Fear of abandonment, that deepest; fear of being a burden on his relatives, of deserving to be abandoned: he had a tangled kind of guilt about the loss of his family, had a pervading fear of it happening again, in any involvement with anyone. Loved the aunt. Took care of me, the thread of it ran at one point. Held me sometimes. Held me … loved me. He had not wanted to leave her home. But Union had its demands; he was supported by the state, and they took him, when he came of age. After that, it was state-run deep-teach, taped education, military training and no passes home. He had had letters from the aunt for a while; the uncle had never written. He believed the aunt was dead now, because the letters had stopped some years ago.

She would write, he believed. She loved me. But there were deeper fears that she had not; that she had really wanted the state money; and there was guilt, that he had not come home; that he had deserved this parting too. He had written to the uncle and gotten no answer. That had hurt him, though he and the uncle had never loved each other. Attitudes, beliefs… another wound, a broken friendship; an immature love affair, another case in which letters stopped coming, and that wound involved itself with the old ones. A later attachment, to a companion in service… uncomfortably broken off. He tended to commit himself to a desperate extent. Held me, he repeated, pathetic and secret loneliness. And more things.
 
He began to find it. Terror of the dark. A vague, recurring nightmare: a white place. Interrogation. Drugs. Russell’s had used drugs, against all Company policy, against all human rights—had wanted badly something Talley simply did not have. They had gotten him from Mariner zone—from Mariner—transferred to Russell’s at the height of the panic. They had wanted information at that threatened station; had used Adjustment techniques in interrogation. Damon rested his mouth against his hand, watched the fragmentary record roll past, sick at his stomach. He felt ashamed at the discovery, naive. He had not questioned Russell’s reports, had not investigated them himself; had had other things on his hands, and staff to take care of that matter; had not—he admitted it—wanted to deal with the case any more than he absolutely had to. Talley had never called him. Had conned him. Had held himself together, already unstrung from previous treatment, to con Pell into doing the only thing that might put an end to his mental hell. Talley had looked him straight in the eye and arranged his own suicide.

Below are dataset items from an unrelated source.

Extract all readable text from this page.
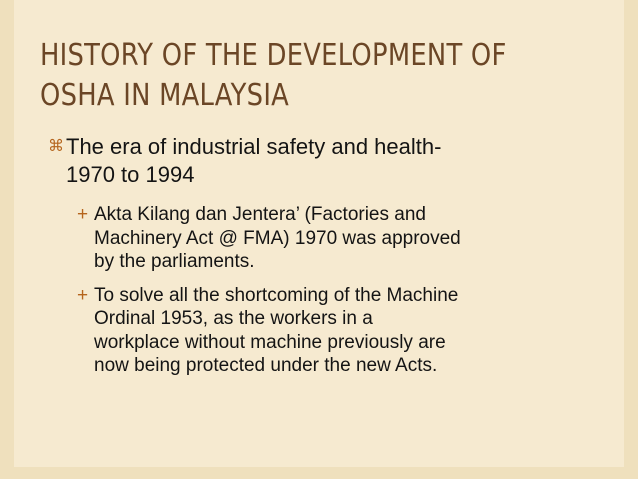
HISTORY OF THE DEVELOPMENT OF
OSHA IN MALAYSIA
⌘ The era of industrial safety and health-
1970 to 1994
+ Akta Kilang dan Jentera’ (Factories and
Machinery Act @ FMA) 1970 was approved
by the parliaments.
+ To solve all the shortcoming of the Machine
Ordinal 1953, as the workers in a
workplace without machine previously are
now being protected under the new Acts.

The record rambled on… from interrogation under drugs to chaotic evacuation, with stationer mobs on one side and the military threatening him on the other.
 
And what it had been, what had happened during that long voyage, a prisoner on one of Mazian’s ships… Norway … and Mallory.

He killed the screen, sat staring at the stack of papers, the unfinished condemnations. After a time he set himself to work again, his fingers numb as he signed the authorizations.

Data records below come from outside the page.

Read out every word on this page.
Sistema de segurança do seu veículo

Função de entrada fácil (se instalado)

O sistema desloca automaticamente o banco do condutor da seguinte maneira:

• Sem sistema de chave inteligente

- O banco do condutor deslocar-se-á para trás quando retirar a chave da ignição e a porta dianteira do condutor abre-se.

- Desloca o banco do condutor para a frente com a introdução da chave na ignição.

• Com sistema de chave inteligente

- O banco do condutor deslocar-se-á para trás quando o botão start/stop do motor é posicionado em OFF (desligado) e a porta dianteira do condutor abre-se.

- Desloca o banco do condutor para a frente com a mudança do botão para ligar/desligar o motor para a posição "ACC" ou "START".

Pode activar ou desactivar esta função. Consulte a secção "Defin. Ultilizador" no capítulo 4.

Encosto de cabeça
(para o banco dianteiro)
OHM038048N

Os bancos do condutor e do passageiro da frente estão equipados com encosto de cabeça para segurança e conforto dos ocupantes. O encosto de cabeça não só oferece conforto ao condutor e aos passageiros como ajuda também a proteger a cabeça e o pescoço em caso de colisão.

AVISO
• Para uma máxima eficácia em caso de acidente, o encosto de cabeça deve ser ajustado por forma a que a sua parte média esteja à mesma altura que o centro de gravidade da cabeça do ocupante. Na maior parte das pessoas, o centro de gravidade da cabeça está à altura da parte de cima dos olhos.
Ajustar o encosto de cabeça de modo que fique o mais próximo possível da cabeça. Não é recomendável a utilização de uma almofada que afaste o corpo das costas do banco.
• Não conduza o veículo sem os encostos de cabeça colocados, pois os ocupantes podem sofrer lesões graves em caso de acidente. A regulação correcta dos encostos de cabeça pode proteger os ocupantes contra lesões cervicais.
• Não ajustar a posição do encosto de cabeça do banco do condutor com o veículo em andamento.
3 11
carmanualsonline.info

Men and women had boarded at Russell’s Star, folk who, like Talley, might have been sane before it all started. What had gotten off those ships, what existed over in Q… had been made, of folk no different than themselves.
 
He simply pushed the destruct on lives like Talley’s, which were already gone.
 
On men like himself, he thought, who had gone over civilized limits, in a place where civilization had stopped meaning anything.

Mazian’s Fleet—even they, even the likes of Mallory—had surely started differently.

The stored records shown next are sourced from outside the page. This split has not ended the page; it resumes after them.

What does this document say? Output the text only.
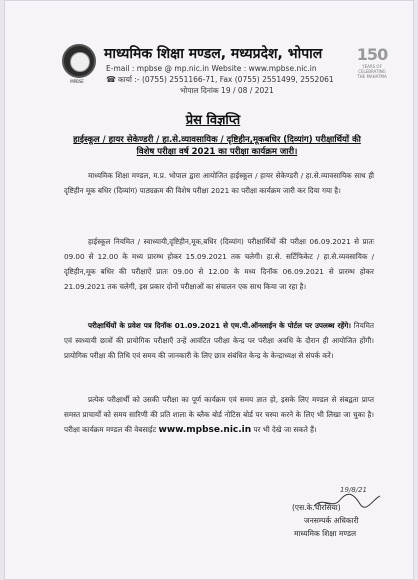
MPBSE
माध्यमिक शिक्षा मण्डल, मध्यप्रदेश, भोपाल
E-mail : mpbse @ mp.nic.in Website : www.mpbse.nic.in
☎ कार्या :- (0755) 2551166-71, Fax (0755) 2551499, 2552061
भोपाल दिनांक 19 / 08 / 2021
150
YEARS OF CELEBRATING THE MAHATMA
प्रेस विज्ञप्ति
हाईस्कूल / हायर सेकेण्डरी / हा.से.व्यावसायिक / दृष्टिहीन,मूकबधिर (दिव्यांग) परीक्षार्थियों की विशेष परीक्षा वर्ष 2021 का परीक्षा कार्यक्रम जारी।
माध्यमिक शिक्षा मण्डल, म.प्र. भोपाल द्वारा आयोजित हाईस्कूल / हायर सेकेण्डरी / हा.से.व्यावसायिक साथ ही दृष्टिहीन मूक बधिर (दिव्यांग) पाठ्यक्रम की विशेष परीक्षा 2021 का परीक्षा कार्यक्रम जारी कर दिया गया है।
हाईस्कूल नियमित / स्वाध्यायी,दृष्टिहीन,मूक,बधिर (दिव्यांग) परीक्षार्थियों की परीक्षा 06.09.2021 से प्रातः 09.00 से 12.00 के मध्य प्रारम्भ होकर 15.09.2021 तक चलेगी। हा.से. सर्टिफिकेट / हा.से.व्यवसायिक / दृष्टिहीन,मूक बधिर की परीक्षाऐं प्रातः 09.00 से 12.00 के मध्य दिनॉक 06.09.2021 से प्रारम्भ होकर 21.09.2021 तक चलेगी, इस प्रकार दोनों परीक्षाओं का संचालन एक साथ किया जा रहा है।
परीक्षार्थियों के प्रवेश पत्र दिनॉक 01.09.2021 से एम.पी.ऑनलाईन के पोर्टल पर उपलब्ध रहेंगे। नियमित एवं स्वध्यायी छात्रों की प्रायोगिक परीक्षाएँ उन्हें आवंटित परीक्षा केन्द्र पर परीक्षा अवधि के दौरान ही आयोजित होंगी। प्रायोगिक परीक्षा की तिथि एवं समय की जानकारी के लिए छात्र संबंधित केन्द्र के केन्द्राध्यक्ष से संपर्क करें।
प्रत्येक परीक्षार्थी को उसकी परीक्षा का पूर्ण कार्यक्रम एवं समय ज्ञात हो, इसके लिए मण्डल से संबद्वता प्राप्त समस्त प्राचार्यों को समय सारिणी की प्रति शाला के ब्लैक बोर्ड नोटिस बोर्ड पर चस्पा करने के लिए भी लिखा जा चुका है। परीक्षा कार्यक्रम मण्डल की वेबसाईट www.mpbse.nic.in पर भी देखे जा सकते हैं।
19/8/21
(एस.के.चौरसिया)
जनसम्पर्क अधिकारी
माध्यमिक शिक्षा मण्डल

“I’m not going to challenge,” Tom told him, over a lunch they both drank more than ate.

And after lunch he went to the small Adjustment facility over in red, and back into the treatment area. He saw Josh Talley. Talley did not see him, although perhaps it would not have mattered. Talley was resting at that hour, having eaten. The tray was still on the table, and he had eaten well. He sat on the bed with a curiously washed expression on his face, all the lines of strain erased.
 
ii Angelo looked up at the aide, took the report of the ship outbound and scanned the manifest, looked up. “Why Hansford?”